Coupled modeling of rafting behaviour in nickel-based single crystal superalloys

Nickel-based single-crystal (NBSX) superalloys applied to turbine blades on advanced aero-engines, suffer from the creep degradation induced by microstructure evolution at high temperatures. Here, our experiments revealed a unique morphology change of γ' phase in NBSX superalloys during rafting, i.e. the fusion of adjacent γ' phase domains first appeared at both vertices of the vertical channel, rather than at the center of the channel. To comprehensively understand the mechanism of γ' phase domain evolution during creep, we integrate a cellular automata (CA) algorithm into a crystal plasticity finite element model (CPFEM) to simulate the evolution of γ' phase domains and creep deformation for NBSX superalloys. A microstructure evolution model is established to simultaneously capture the dissolution, coarsening, and rafting of γ' phase domains, which are implemented via a CA algorithm. The evolution rule of aluminum atomic equilibrium concentration driven by deformation energy, is introduced into the CPFEM-CA model to capture the unique γ' morphology evolution. The coupled model has been validated against experimental rafting data of NBSX superalloys.
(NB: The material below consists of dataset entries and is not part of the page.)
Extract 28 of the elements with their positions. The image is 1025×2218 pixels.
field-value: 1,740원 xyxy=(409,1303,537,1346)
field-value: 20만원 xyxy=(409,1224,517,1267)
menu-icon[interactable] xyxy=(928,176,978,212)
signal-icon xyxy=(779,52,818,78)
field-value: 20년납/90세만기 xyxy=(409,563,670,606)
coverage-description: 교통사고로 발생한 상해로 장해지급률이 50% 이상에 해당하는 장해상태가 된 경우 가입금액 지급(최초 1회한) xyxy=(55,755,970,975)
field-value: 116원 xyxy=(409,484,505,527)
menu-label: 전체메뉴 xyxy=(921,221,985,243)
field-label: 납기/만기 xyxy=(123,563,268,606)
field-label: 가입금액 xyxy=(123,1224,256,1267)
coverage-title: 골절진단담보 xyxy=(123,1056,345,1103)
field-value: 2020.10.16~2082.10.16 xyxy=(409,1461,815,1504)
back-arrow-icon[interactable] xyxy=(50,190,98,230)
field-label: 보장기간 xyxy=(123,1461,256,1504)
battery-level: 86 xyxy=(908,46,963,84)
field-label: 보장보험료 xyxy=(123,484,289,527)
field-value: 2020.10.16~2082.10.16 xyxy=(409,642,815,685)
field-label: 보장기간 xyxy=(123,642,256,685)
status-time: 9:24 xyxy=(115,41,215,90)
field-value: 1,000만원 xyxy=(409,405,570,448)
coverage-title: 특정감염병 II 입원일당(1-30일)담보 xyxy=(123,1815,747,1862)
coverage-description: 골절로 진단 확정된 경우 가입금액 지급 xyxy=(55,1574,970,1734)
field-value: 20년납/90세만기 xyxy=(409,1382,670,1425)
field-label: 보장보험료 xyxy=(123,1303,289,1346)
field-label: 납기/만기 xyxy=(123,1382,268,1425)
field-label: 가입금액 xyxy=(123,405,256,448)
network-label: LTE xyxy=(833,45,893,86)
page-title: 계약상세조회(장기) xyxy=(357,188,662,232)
The results indicate that the observed unique rafting morphology is related to the element diffusion driven by deformation energy and leads to local stress concentration. The proposed CPFEM-CA model not only enhances the fundamental understanding of the γ' rafting behavior in NBSX superalloys, but also provides a powerful simulation tool for the creep behavior of γ'-strengthened superalloys.